Dopo il gol del Basilea non succede più niente. Paulo Sousa sostituisce Bernardeschi e Badelj con Babacar e Gilberto, mettendo la squadra su un 3-4-2 più fresco e teoricamente più offensivo, ma l’inerzia della partita è ormai segnata. Anche a causa di un pessimo arbitraggio, il gioco è sempre più spezzettato: a fine partita i falli saranno 45, quasi il doppio di Brugge - Napoli.

 

Gli unici elementi che rendono interessanti gli ultimi 20 minuti sono:

- Le finte di corpo di Borja Valero che, isolate e raccolte, potrebbero da sole rappresentare uno spettacolo teatrale per cui varrebbe la pena pagare;

- Il duello greco-romano tra Suchy e Kalinic.

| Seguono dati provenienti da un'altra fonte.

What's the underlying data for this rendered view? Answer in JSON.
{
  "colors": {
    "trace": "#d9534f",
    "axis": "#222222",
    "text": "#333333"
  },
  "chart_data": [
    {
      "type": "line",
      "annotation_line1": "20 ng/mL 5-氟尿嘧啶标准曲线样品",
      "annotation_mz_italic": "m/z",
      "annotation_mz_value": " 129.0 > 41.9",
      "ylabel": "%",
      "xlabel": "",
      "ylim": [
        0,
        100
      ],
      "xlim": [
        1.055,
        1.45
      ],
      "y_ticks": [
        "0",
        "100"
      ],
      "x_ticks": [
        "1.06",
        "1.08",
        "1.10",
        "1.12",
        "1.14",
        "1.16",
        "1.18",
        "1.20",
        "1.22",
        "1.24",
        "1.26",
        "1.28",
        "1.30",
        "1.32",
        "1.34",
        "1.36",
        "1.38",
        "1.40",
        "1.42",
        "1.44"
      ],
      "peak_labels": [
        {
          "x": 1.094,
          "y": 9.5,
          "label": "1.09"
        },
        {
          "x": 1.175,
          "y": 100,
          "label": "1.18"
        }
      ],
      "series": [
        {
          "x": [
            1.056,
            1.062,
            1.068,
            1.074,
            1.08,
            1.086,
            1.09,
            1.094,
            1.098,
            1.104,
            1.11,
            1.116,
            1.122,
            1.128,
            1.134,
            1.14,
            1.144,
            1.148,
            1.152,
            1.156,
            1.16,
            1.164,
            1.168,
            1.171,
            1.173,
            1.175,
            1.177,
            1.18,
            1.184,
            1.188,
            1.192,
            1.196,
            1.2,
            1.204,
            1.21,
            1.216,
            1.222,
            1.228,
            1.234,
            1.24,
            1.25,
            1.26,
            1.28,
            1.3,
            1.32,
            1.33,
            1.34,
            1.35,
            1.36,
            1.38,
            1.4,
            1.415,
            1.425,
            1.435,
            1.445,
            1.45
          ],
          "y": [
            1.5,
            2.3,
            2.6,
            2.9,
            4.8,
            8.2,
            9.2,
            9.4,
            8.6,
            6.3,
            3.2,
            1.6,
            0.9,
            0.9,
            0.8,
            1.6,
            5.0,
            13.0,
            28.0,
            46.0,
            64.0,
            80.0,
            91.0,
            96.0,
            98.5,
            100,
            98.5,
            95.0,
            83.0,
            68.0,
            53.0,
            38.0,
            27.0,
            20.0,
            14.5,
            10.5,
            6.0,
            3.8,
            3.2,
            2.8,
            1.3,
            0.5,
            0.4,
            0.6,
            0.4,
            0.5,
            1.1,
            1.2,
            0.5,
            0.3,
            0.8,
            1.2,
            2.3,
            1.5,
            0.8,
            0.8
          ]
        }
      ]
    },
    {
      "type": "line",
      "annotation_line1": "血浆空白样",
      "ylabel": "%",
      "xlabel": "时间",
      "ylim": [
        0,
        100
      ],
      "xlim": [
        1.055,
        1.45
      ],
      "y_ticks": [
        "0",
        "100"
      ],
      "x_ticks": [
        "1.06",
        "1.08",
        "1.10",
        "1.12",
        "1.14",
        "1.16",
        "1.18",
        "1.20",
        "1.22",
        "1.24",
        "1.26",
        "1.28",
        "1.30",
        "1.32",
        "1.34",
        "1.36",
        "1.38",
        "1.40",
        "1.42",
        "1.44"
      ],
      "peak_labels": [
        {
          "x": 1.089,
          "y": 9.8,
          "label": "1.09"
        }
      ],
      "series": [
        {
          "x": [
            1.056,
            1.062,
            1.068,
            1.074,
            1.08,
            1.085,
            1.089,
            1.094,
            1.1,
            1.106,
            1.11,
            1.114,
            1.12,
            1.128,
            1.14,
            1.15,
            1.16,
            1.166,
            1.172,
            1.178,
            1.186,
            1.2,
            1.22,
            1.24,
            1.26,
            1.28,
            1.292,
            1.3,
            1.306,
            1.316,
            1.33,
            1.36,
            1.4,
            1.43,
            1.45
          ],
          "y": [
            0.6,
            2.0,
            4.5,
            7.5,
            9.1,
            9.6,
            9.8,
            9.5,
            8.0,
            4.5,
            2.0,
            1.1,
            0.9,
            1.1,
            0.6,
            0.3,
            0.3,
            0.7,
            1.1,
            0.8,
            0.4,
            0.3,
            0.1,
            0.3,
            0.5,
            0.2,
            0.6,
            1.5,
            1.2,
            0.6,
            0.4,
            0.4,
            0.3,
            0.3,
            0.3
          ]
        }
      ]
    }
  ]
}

O meglio: la vessazione di Kalinic da parte di Suchy. Il difensore ceco alla fine chiuderà con 7 falli compiuti, prendendo l’ammonizione solo al settimo. Kalinic a fine partita avrà subito 10 falli.

 

Grazie al pareggio tra Lech Poznan e Belenenses, alla Fiorentina basterà un pareggio nell’ultima gara, in casa contro i portoghesi, per accedere alla fase a eliminazione diretta. I Viola hanno offerto una prestazione di grande personalità, rigore tattico e qualità di gioco anche in un campo difficile, pur giocando quasi 70 minuti in inferiorità numerica. Come già altre volte in questa stagione, la Fiorentina ha però pagato i pochi, ma grossolani errori in fase difensiva. Sempre gli stessi. Nelle prossime partite bisognerà attendersi dei miglioramenti per far sì che le ambizioni della squadra siano in linea con la bellezza del suo gioco.